Ethiopia and Eritrea Declare End of War
On Monday July 10, Ethiopia and Eritrea, former sworn enemies, signed an agreement to end the war between the two nations. Eritrea’s Prime Minister Yemane Meskel tweeted about this new era of peace and friendship between the two. “Both countries will work to promote close cooperation in political, economic, social, cultural and security areas,” his tweet continued. A brutal border war was fought from 1998 to 2000, and more than 70,000 people were killed.
Ethiopian Prime Minister Abiy Ahmed is the first Ethiopian leader to step foot in Eritrea during this millennium. He took office in April, and wanted the governments to solve “years of misunderstanding.” Pope Francis descripted this advancement as, “light of hope for these two countries in the Horn of Africa and for the African continent.”
East Ramapo Superintendent to Receive Raise if Budget Passes
If East Ramapo School District voters pass the current budget plan, Superintendent Deborah Wortham will be receiving a raise.
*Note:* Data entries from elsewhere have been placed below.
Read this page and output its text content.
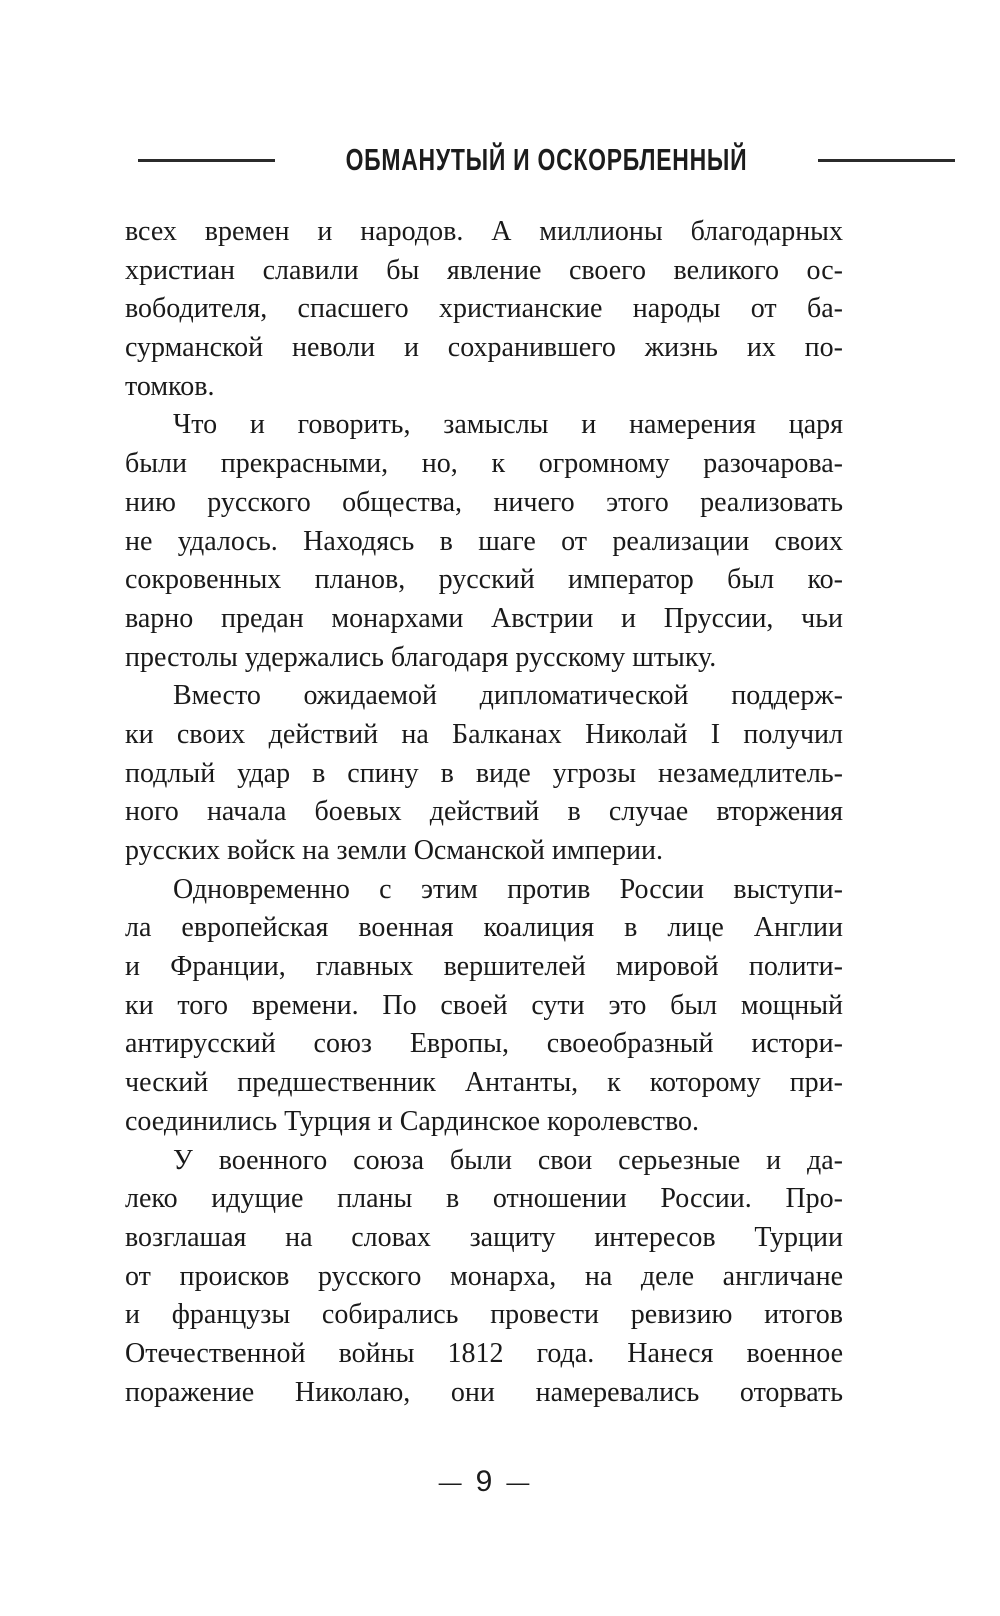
ОБМАНУТЫЙ И ОСКОРБЛЕННЫЙ
всех времен и народов. А миллионы благодарных
христиан славили бы явление своего великого ос-
вободителя, спасшего христианские народы от ба-
сурманской неволи и сохранившего жизнь их по-
томков.
Что и говорить, замыслы и намерения царя
были прекрасными, но, к огромному разочарова-
нию русского общества, ничего этого реализовать
не удалось. Находясь в шаге от реализации своих
сокровенных планов, русский император был ко-
варно предан монархами Австрии и Пруссии, чьи
престолы удержались благодаря русскому штыку.
Вместо ожидаемой дипломатической поддерж-
ки своих действий на Балканах Николай I получил
подлый удар в спину в виде угрозы незамедлитель-
ного начала боевых действий в случае вторжения
русских войск на земли Османской империи.
Одновременно с этим против России выступи-
ла европейская военная коалиция в лице Англии
и Франции, главных вершителей мировой полити-
ки того времени. По своей сути это был мощный
антирусский союз Европы, своеобразный истори-
ческий предшественник Антанты, к которому при-
соединились Турция и Сардинское королевство.
У военного союза были свои серьезные и да-
леко идущие планы в отношении России. Про-
возглашая на словах защиту интересов Турции
от происков русского монарха, на деле англичане
и французы собирались провести ревизию итогов
Отечественной войны 1812 года. Нанеся военное
поражение Николаю, они намеревались оторвать
— 9 —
In a July 3 resolution the school board amended her contract, extending it through to June 30, 2021 and provide her with a 1 percent raise every July. Since she became superintendent, voters have rejected two proposed school budgets.
This year’s proposal has been rejected twice at the polls. The school board claims it doesn’t want to give raises while simultaneously making cuts. Since the budget plan was rejected twice by voters, the board had to cut $4 million in spending, some of which came from assistant layoffs. A Journal News/lohud review of 54 superintendent contracts in the Lower Hudson Valley for 2017-18 found none linked a superintendent’s raise to the passage of the district budget.
Thai Boys Rescued from Cave
All 12 boys and their soccer coach have been rescued from a cave in Thailand after almost three weeks of being trapped. The group went into the cave on June 23 to celebrate a birthday when heavy rain cut off their escape route. Rescuers initially did not know where to search for them when none of the boys came home. A few days later authorities found evidence that the group went into the cave, but no one knew if they were alive.
The Thai Navy SEALS were brought in to explore the cave but due to difficult conditions brought in international cave diving experts, continued heavy rains suspended the search as water filled the cave. 10 days after the boys went in, British divers round them alive. The boys were taught how to dive to escape parts of the cave still filled with water. The first four boys were brought to safety on July 8, the second group of 4 made it out on the 9th and on July 10, the final four boys and their coach made it out safely.